— Что же ты не входишь? — пробуждает меня от забытья глухой оклик Гумилева.
Мы стоим в темной подворотне перед поблескивающей дверной медной дощечкой с надписью «Аполлон», во дворе же сверкает электрическими лампочками букв подъезд ресторана «Аполло».
Знакомая широкая белая с малиновым половиком лестница — сколько раз с волнением поднимался я по ней, чтобы застенчивым и неловким юношей жаться в сторонке от блестящего общества! Старые барские комнаты уставлены ампирной мебелью из карельской березы и увешаны по стенам стилизованной графикой. Собрание уже открылось. Гумилев, раскланиваясь, звякая шпорами и целуя ручки у дам, проходит вперед, я же сажусь у дверей на первое свободное место. Ко мне подходит затянутый, расшитый золотом толстозадый лицеист и протягивает мне свою треуголку:
— Пожалуйста, выньте билетик.
Я вынимаю из лицейской треуголки, как в лотерее, маленький белый билетик, к счастью пустой, мне не придется читать стихи.
Неужели я пьян? Мною утеряно чувство перспективы, и лица и предметы то кажутся близкими, то уменьшаются и становятся далекими, как будто я попеременно смотрю с двух сторон, прямо и обратно, в стекла бинокля. Так же сдвигаются и события в искаженной перспективе времени...
Этот двухэтажный темно-красный особняк с балконом на Мойку, по соседству с тем домом, где умер Пушкин, избрал накануне войны Аполлон Мусагет для своего парнасского святилища. И как на дельфийский треножник, в папиросном дыму садился на председательское место верховный прорицатель с Таврической Вячеслав Иванов, зажигая от электрической люстры над строгим моммзеновским лицом[16] и черным пасторским сюртуком нимб серебряно-золотых косм, и звучным медоносным тенором изрекал свой суд над поэтами, посвящая их в дионисийские таинства: a realibus ad realiora[17]...

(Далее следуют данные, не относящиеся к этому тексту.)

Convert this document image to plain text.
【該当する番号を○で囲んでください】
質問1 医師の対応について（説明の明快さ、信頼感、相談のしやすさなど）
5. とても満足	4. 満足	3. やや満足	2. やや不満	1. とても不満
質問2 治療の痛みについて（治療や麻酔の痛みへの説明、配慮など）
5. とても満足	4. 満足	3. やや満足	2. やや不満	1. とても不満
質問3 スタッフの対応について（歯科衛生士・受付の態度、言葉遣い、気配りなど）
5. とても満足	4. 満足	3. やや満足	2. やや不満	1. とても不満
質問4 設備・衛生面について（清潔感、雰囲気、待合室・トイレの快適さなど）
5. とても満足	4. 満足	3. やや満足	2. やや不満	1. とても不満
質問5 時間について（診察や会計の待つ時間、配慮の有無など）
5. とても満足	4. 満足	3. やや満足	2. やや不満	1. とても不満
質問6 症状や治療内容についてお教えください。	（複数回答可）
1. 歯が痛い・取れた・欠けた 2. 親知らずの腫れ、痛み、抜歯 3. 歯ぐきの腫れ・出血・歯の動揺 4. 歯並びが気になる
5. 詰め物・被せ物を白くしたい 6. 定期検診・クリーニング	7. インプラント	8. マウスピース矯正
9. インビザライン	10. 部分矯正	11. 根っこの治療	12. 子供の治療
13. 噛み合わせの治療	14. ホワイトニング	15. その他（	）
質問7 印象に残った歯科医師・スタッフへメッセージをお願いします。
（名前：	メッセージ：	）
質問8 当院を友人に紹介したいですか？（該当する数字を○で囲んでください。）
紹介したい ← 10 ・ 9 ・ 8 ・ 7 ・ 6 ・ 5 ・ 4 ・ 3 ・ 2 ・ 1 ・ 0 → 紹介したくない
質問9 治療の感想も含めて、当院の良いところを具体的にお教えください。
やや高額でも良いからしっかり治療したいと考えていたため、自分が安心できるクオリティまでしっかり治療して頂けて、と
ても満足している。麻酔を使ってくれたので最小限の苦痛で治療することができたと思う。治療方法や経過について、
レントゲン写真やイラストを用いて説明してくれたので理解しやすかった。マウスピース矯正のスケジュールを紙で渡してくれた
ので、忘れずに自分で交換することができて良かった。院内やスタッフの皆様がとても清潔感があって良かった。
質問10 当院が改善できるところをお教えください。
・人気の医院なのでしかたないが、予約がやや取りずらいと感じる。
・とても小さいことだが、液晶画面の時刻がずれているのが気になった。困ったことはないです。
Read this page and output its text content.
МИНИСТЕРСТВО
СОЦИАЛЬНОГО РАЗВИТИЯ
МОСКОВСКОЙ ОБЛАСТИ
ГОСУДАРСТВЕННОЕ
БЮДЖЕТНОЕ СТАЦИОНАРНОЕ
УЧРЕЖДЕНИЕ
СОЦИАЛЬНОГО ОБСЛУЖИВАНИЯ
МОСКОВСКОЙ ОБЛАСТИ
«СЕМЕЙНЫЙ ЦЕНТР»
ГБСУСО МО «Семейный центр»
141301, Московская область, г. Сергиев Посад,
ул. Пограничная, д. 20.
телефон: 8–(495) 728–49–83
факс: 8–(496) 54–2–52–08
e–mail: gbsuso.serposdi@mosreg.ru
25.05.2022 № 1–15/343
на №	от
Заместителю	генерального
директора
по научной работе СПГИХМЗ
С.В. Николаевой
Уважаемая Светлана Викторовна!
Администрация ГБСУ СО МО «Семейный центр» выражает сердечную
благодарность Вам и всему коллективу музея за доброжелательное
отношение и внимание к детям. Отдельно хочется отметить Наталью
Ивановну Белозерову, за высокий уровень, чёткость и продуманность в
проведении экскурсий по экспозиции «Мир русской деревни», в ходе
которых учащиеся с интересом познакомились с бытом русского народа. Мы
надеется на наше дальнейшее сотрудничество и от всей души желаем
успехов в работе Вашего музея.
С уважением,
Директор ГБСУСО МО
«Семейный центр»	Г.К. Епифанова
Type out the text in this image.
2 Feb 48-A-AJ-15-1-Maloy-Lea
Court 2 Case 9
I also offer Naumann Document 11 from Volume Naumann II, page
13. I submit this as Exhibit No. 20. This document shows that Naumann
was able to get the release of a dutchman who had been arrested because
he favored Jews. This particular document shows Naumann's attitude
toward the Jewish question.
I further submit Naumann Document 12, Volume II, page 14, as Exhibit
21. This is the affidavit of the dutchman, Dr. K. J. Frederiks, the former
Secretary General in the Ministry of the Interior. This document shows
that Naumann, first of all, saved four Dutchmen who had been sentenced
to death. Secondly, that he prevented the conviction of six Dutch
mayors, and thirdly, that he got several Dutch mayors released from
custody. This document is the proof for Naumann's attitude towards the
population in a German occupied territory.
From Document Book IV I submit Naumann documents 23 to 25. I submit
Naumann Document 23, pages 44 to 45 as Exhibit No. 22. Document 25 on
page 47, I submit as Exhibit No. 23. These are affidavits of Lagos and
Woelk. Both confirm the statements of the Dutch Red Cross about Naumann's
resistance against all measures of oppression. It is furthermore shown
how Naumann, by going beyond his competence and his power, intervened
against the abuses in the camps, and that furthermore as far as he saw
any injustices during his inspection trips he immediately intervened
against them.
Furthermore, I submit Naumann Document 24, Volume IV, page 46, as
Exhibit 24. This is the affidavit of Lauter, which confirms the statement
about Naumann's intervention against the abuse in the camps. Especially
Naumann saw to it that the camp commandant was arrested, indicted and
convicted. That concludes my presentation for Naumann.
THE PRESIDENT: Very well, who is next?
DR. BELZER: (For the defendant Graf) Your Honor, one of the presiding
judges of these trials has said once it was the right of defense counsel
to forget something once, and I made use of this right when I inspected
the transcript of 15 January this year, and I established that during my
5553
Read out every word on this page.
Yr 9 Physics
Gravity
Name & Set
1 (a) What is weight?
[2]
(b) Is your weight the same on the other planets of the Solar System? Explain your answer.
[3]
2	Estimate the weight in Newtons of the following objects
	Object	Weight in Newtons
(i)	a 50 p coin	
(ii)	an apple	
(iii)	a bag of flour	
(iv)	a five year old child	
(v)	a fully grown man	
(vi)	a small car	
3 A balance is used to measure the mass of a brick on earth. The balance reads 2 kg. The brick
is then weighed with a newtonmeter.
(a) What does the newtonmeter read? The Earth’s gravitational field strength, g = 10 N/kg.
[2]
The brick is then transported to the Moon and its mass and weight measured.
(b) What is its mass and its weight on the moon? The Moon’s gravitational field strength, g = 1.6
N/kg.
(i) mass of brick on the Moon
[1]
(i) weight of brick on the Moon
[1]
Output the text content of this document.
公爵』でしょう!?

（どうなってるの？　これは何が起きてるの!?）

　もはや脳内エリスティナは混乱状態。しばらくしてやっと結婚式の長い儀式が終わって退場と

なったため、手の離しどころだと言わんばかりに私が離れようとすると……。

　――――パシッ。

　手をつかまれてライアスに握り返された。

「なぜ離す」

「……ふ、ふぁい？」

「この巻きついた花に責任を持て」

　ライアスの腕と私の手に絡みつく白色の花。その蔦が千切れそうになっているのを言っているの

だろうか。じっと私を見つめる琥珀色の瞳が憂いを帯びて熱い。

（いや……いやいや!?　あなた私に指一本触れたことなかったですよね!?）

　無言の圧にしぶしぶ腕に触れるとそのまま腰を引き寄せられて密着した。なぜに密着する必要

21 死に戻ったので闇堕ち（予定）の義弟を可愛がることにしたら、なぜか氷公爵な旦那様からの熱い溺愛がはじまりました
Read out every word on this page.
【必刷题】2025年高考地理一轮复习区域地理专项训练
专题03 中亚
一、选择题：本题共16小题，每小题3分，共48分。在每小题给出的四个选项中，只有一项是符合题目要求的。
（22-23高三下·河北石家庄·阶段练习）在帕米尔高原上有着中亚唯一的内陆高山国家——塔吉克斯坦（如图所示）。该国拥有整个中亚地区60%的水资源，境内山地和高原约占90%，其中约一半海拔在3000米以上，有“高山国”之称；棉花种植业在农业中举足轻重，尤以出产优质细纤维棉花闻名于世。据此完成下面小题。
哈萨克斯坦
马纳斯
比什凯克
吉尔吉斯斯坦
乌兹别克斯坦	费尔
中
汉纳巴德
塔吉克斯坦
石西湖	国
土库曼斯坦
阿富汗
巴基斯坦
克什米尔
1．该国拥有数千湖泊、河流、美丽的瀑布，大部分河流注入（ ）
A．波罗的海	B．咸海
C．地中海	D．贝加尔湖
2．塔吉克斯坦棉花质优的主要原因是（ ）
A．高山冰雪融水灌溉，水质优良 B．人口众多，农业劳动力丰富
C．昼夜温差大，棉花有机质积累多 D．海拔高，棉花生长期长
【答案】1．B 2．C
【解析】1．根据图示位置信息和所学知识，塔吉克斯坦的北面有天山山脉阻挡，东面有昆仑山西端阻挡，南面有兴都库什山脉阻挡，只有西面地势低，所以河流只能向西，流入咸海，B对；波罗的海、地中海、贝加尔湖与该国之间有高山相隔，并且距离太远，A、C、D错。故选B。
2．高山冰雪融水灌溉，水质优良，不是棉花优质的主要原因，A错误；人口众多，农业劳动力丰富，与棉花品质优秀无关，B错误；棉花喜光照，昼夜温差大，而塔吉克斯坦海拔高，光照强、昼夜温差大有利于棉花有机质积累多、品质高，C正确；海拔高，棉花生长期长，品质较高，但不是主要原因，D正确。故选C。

Перед этим покрытым длинной скатертью столом, как перед ящиком фокусника, расхаживал, беспрестанно умывая сухим потирающим жестом руки, с горящими теософским наитием глазами, с чуть просвечивающей в каштановых волосах тонзурой, неистовый Андрей Белый и мелом на доске, цифрами и чертежами вскрывал перед пораженными слушателями механику ритма. И казалось, что поэтическая алхимия раскрыта, что теперь уже каждый поэт сможет по этим кабаллистическим рецептам изготовлять чистое золото поэзии. Но Андрей Белый уже умыл сухой астральной водой руки и, не чувствуя тяготенья, со скоростью бродячей кометы несется к дальней звезде новой философской системы... Только что вернувшийся из Италии Блок, отчеканиваясь на стене римским профилем и курчавой бронзой коротких волос, стоя, опираясь на спинку стула, неспешно, внешне бесстрастно трубил здесь глубоким грудным великорусским голосом „Равенну" и „Благовещение"...
Кто это там читает стихи? Неужели сам Блок?
Рожденные в года глухие...
Мы дети страшных лет России...
Заостренный, крючковатый, как у оборотня из «Страшной мести» Гоголя, нос, примятые, развившиеся, как на гипсовой маске с Пушкина, кудри, щетинистая отваливающаяся челюсть... нет, это не Блок, это .только страшная фотография с мертвого Блока блазнит у меня перед глазами!.. ~
Остановите, вагоноважатый,
Остановите скорей вагон!..
[18]Гумилев читает спокойно, обычным своим несколько напыщенным деревянным голосом, не вставая с места, не выпуская из пальцев закуренной папиросы, но под ложечкой у меня замирает, и я крепко вклещиваюсь в точеные ручки, точно подо мной не барское кресло ампир, а хрупкое сиденье рушащегося в аварии с неба самолета.
Велимир Хлебников!
Из угла угловато-неловко отделяется, ботая тяжелыми ботинками, долговязый, сутулый, небритый солдат в гимнастерке без пояса, с обстриженной под нолевой номер головой. Таким я видел Хлебникова летом семнадцатого года, рядовым запасного полка из Царицына, — начальство, придя в отчаяние от его полной неспособности к военной службе, не знало, что с ним делать, и записало его «чесоточным».